Poet Daniel Hoffman 
Photo: Elizabeth McFarland 

    The oratorio, wrote Laderman in his program notes, “creates a musical tapestry that evokes the multi-layered textures of the poem.” It was performed twice in March by the Philadelphia Singers, backed by the Concerto Soloists Chamber Orchestra, at the Independence Seaport Museum’s concert hall. Under the direction of music director David Hays were baritone Richard Zeller (who sang the words of William Penn), soprano Heather Buck (Hoffman’s inner “voice of conscience”) and tenor Jon Garrison (“commentator on the overall action”), while the text and illustrations were projected on two walls. Hoffman, poet-in-residence at Penn and a former Poet Laureate, says he followed W. H. Auden’s advice on giving the composer free rein and letting the music predominate. And the “splendid” performance of the Philadelphia Singers and their soloists made it a “living experience” for him. He also says he learned about the “vast difference between being a poet alone in my study with my Olivetti or my pen, and having to work in collaboration with large organizations in different fields.
    “The music I thought was really stunning,” he adds, “and I was very pleased with the projection of the text and illustrations, so that the listeners could have a sense of the shape of the poetry. And it dramatized parallels I hoped to draw between the Indian pictographs and the white man’s paintings.”
    Hoffman appeared on stage to speak the bleak, compassionate words of “Dr. Ward of Kentucky,” who in 1820 ministered to the few dying members of the Lenni Lenape in Indiana. They had been evicted from their lands through a fraudulent treaty perpetuated by Penn’s son Thomas, and their chief—“a sad shadow fading between the trees”—had given Ward the sacred Walam Olum, a pictorial history of the tribe, to keep the memory alive. (The only surviving copy of the Walam Olum is in the notebooks of Professor Rafinesque in the special-collections department of Van Pelt Library.)
    The Walam Olum and West’s painting were what first sparked Hoffman’s imagination, and he would eventually weave them into his long, modernist poem—along with his own words, the letters of William Penn and other writings.
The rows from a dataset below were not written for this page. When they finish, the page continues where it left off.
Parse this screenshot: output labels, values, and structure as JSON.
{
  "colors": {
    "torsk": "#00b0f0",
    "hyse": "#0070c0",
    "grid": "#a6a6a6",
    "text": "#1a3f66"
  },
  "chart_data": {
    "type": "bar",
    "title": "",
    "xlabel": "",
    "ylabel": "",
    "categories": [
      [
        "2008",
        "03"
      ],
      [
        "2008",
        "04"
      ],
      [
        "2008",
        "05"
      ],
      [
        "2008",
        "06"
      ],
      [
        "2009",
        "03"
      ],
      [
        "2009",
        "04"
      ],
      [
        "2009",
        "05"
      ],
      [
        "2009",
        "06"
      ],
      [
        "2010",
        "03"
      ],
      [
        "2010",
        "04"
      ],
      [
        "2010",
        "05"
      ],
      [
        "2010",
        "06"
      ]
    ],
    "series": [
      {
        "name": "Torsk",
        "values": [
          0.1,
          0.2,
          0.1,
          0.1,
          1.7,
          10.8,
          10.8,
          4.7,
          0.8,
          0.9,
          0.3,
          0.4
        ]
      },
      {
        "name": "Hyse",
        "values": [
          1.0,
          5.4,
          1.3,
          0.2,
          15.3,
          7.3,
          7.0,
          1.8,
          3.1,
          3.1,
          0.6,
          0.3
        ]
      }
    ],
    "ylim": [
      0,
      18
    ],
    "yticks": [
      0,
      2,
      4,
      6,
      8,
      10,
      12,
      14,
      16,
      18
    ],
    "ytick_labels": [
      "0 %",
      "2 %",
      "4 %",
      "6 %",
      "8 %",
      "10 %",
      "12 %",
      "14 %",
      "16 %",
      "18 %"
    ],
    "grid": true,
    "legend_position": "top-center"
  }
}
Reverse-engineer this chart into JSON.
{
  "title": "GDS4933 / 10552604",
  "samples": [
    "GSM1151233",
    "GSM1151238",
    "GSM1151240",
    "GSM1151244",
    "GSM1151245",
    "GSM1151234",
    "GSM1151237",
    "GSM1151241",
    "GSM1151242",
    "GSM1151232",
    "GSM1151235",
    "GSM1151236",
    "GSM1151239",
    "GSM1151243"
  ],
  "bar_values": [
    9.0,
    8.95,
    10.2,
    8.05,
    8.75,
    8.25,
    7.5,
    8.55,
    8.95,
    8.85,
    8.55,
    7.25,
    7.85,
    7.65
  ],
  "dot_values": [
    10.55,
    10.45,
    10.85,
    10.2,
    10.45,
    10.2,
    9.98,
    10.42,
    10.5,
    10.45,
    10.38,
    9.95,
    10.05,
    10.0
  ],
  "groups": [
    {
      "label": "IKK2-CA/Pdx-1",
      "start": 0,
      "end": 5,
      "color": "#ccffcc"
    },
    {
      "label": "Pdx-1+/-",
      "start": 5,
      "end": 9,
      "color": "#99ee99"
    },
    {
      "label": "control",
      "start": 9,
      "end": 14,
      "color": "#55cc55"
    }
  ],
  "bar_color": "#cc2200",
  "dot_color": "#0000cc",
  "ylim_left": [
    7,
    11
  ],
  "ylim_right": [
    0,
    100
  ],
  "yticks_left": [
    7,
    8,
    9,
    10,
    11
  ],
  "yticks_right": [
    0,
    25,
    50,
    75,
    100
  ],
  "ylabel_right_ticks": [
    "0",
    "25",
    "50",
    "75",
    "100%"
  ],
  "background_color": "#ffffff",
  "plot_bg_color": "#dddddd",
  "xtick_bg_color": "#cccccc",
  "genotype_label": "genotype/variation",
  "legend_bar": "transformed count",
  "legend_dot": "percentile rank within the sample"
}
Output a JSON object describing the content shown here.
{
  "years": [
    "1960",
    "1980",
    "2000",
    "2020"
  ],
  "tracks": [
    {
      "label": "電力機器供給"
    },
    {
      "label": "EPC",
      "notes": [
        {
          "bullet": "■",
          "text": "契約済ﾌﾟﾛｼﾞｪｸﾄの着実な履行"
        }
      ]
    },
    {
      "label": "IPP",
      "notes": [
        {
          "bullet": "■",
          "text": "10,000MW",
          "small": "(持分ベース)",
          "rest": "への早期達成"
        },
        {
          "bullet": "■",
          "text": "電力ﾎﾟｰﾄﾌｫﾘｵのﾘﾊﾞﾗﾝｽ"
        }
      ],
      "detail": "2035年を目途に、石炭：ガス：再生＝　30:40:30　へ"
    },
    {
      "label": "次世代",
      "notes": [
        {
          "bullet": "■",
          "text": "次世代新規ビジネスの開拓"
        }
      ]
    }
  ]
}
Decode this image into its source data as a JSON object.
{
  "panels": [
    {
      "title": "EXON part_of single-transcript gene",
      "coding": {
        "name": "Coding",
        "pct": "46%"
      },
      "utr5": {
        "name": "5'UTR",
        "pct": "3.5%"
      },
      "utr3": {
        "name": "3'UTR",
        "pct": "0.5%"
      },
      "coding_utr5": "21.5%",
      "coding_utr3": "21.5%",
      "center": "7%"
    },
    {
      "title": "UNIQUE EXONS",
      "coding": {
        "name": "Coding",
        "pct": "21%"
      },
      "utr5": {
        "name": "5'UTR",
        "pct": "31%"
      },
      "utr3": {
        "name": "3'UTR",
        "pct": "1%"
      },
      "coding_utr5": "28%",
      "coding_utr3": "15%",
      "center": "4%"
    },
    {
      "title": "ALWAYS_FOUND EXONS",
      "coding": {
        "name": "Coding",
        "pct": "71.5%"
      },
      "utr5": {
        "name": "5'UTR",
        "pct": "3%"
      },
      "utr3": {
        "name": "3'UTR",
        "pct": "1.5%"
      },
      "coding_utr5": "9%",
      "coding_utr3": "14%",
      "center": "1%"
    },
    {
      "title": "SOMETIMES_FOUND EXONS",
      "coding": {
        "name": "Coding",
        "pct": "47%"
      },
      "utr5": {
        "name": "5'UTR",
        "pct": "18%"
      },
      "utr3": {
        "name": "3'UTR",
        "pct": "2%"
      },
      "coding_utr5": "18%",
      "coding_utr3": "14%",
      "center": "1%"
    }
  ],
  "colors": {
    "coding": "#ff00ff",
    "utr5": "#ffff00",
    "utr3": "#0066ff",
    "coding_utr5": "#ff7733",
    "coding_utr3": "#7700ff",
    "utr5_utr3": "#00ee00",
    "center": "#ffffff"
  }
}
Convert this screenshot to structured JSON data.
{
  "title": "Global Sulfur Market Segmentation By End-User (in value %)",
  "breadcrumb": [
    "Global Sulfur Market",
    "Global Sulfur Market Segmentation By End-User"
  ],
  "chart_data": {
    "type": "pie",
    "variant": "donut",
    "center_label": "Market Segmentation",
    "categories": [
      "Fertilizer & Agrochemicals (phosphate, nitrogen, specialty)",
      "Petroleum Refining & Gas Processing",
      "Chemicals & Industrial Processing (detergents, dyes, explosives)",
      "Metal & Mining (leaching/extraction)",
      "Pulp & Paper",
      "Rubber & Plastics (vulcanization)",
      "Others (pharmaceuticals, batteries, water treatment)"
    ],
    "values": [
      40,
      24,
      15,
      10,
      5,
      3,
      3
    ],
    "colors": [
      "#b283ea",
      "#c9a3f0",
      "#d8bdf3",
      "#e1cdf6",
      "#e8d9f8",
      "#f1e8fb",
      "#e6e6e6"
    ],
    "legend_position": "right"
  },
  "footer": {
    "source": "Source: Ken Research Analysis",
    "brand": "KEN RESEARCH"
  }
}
Both the poem and the oratorio employ tones that are in turn elegiacal, idealistic and tough-minded. (“Before there was a Philadelphia/There was a Philadelphia Lawyer,” sang Buck, piercingly, while the chorus, describing an unnamed settler, intoned: “He’d as like run the tax-collector back to Philadelphia with a ramrod up his ass/As shoot an Indian in the heel to watch him dance.”)
    In a sense, Brotherly Love had its genesis in 1948, when Hoffman first came to Philadelphia and found it in a “ferment of reform” led by Richardson Dilworth and Joe Clark. “I thought that Billy Penn’s statue, then the highest structure in the city, was spreading his spell across the town that he founded,” he recalls. “Later, when Nixon was president and was putting Quaker protesters against his unjust war in jail for ‘disturbing the peace,’ I thought, ‘What would our country be like if someone like Penn were running it?’ This became a very personal burden for me.” Since most American poetry back in the seventies was “confessional and autobiographical,” he notes, “I had a sense of swimming against the stream. But I persisted.”
    The book took more than a dozen years to write, says Hoffman, “and was the result of my becoming convinced that the early history of Pennsylvania had not been adequately told; that Penn was a forgotten Founding Father; and that the story of his equal treatment of the Indians and the betrayal of his good intentions by his successors was an important and very moving aspect of American history.”
    In writing the poem, he became “convinced that Penn’s idealism anticipating the Bill of Rights by 100 years was a permanent contribution to American political culture.” Unfortunately, he adds, “the subsequent history shows how difficult it is to live up to those ideals. That’s what ideals are for—to put perhaps unattainable goals constantly before us.”